Addendum: in a nod to the last post, I mentioned the continuing drought in my state (and in much of the West), all while my state floods its golf courses and alfalfa/hay fields for a product destined for export. But then came this from The Salt Lake Tribune a few weeks later...the enormous water usage in my state for coal. Said the article: Sixty-one percent of the state's energy generation comes from coal, and natural gas makes up 24%—all this while Rocky Mountain Power is flooding its two coal plants with 26 million gallons of water a day (9.4 billion gallons a year).
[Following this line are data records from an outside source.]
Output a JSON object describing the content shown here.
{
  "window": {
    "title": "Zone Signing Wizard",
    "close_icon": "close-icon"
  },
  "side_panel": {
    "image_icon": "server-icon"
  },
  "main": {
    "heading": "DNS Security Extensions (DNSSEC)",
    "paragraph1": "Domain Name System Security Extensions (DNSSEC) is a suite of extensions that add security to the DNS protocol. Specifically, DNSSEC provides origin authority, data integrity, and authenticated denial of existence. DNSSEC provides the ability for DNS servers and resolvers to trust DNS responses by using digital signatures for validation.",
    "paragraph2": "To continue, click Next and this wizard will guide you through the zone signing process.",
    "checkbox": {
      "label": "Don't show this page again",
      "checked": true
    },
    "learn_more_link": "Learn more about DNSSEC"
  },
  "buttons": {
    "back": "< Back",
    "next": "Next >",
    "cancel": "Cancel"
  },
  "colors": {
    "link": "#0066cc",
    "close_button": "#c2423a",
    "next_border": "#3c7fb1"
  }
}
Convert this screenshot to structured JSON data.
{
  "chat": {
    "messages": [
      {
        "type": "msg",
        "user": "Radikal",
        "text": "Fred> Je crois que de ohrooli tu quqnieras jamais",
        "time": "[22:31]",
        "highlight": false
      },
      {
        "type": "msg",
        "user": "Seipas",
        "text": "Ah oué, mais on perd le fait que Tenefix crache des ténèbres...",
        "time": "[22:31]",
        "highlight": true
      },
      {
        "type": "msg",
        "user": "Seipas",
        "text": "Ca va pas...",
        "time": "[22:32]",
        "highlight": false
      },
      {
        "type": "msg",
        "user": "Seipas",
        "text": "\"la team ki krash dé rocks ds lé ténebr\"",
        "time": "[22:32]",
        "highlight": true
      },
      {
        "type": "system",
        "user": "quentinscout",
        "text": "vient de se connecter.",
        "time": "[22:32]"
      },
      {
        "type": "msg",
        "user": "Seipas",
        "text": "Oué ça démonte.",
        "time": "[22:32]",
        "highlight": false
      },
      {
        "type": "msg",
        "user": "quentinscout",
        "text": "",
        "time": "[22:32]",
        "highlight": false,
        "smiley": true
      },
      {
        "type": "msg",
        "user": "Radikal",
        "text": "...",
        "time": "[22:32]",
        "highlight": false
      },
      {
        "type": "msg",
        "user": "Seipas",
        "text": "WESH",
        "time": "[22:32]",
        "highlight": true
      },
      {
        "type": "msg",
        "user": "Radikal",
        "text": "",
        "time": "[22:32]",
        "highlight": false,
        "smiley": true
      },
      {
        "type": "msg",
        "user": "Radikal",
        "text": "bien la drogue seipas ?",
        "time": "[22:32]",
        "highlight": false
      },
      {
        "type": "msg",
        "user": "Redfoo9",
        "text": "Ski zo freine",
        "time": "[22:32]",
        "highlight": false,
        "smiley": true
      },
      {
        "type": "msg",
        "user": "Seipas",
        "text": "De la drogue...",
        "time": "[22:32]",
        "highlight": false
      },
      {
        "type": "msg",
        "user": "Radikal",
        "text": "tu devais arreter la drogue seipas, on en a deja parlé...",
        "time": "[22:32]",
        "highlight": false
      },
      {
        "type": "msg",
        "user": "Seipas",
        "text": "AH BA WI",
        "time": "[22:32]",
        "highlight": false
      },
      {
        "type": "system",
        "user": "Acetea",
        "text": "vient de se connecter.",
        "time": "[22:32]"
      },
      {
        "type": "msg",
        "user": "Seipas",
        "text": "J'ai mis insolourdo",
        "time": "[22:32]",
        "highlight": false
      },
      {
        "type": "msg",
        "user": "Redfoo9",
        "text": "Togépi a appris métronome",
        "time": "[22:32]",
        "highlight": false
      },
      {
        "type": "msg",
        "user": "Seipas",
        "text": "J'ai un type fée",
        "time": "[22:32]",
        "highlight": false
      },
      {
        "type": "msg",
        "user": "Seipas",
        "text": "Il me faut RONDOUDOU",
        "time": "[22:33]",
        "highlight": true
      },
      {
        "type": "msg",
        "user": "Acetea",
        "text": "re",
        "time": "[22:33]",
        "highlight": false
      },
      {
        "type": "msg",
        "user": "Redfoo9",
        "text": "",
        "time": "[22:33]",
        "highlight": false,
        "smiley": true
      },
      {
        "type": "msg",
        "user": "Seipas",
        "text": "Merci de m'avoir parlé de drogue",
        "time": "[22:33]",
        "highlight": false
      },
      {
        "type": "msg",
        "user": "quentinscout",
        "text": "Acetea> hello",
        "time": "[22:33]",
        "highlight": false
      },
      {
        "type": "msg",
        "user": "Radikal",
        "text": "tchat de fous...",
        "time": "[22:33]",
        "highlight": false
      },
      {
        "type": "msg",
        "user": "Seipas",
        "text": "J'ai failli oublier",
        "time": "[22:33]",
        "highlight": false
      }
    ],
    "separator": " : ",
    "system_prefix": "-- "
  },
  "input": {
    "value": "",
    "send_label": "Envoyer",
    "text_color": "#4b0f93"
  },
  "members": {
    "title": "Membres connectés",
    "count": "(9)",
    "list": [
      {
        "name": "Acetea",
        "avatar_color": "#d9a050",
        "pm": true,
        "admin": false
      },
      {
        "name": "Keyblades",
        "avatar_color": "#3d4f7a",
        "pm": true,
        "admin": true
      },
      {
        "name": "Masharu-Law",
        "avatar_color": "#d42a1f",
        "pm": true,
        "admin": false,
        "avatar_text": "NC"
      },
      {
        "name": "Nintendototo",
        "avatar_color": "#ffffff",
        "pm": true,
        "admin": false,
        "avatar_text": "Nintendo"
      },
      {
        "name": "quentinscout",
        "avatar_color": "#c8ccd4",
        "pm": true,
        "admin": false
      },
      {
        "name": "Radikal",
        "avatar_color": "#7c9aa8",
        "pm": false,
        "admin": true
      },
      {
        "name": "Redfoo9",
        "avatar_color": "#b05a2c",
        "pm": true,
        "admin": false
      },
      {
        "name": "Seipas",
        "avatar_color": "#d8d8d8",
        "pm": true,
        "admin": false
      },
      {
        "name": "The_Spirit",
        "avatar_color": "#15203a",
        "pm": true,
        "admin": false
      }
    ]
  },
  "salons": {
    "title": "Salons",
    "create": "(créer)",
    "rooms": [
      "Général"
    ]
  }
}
According to the Global Energy Monitor: Heavy water usage from coal plants can have a long-term impact on aquifers in a region, since once depleted they can take hundreds of years to replenish. In 2011, the Union of Concerned Scientists (UCS) reported that, in at least 120 vulnerable watersheds across the U.S., power plants are a factor contributing to water stress. Power plants can also potentially harm fish eggs, larvae, and other aquatic biota in their early stages, as they require particular combinations of fresh water flow and temperature, among other factors, all of which can be impacted by coal plant water usage... According to the Department of Defense National Energy Technology Laboratory (NETL), a wet recirculating cooling water system for a 520-MW coal-fired power plant uses about 12 million gallons of water per hour. Makes one feel that letting lawns get a little brown may be little more than a thimble of water in an ocean. Frustrating...
*In case you're at all wondering, that 500ths of a millimeter, the point our fingers can sense something, is less than 2/1000ths of an inch.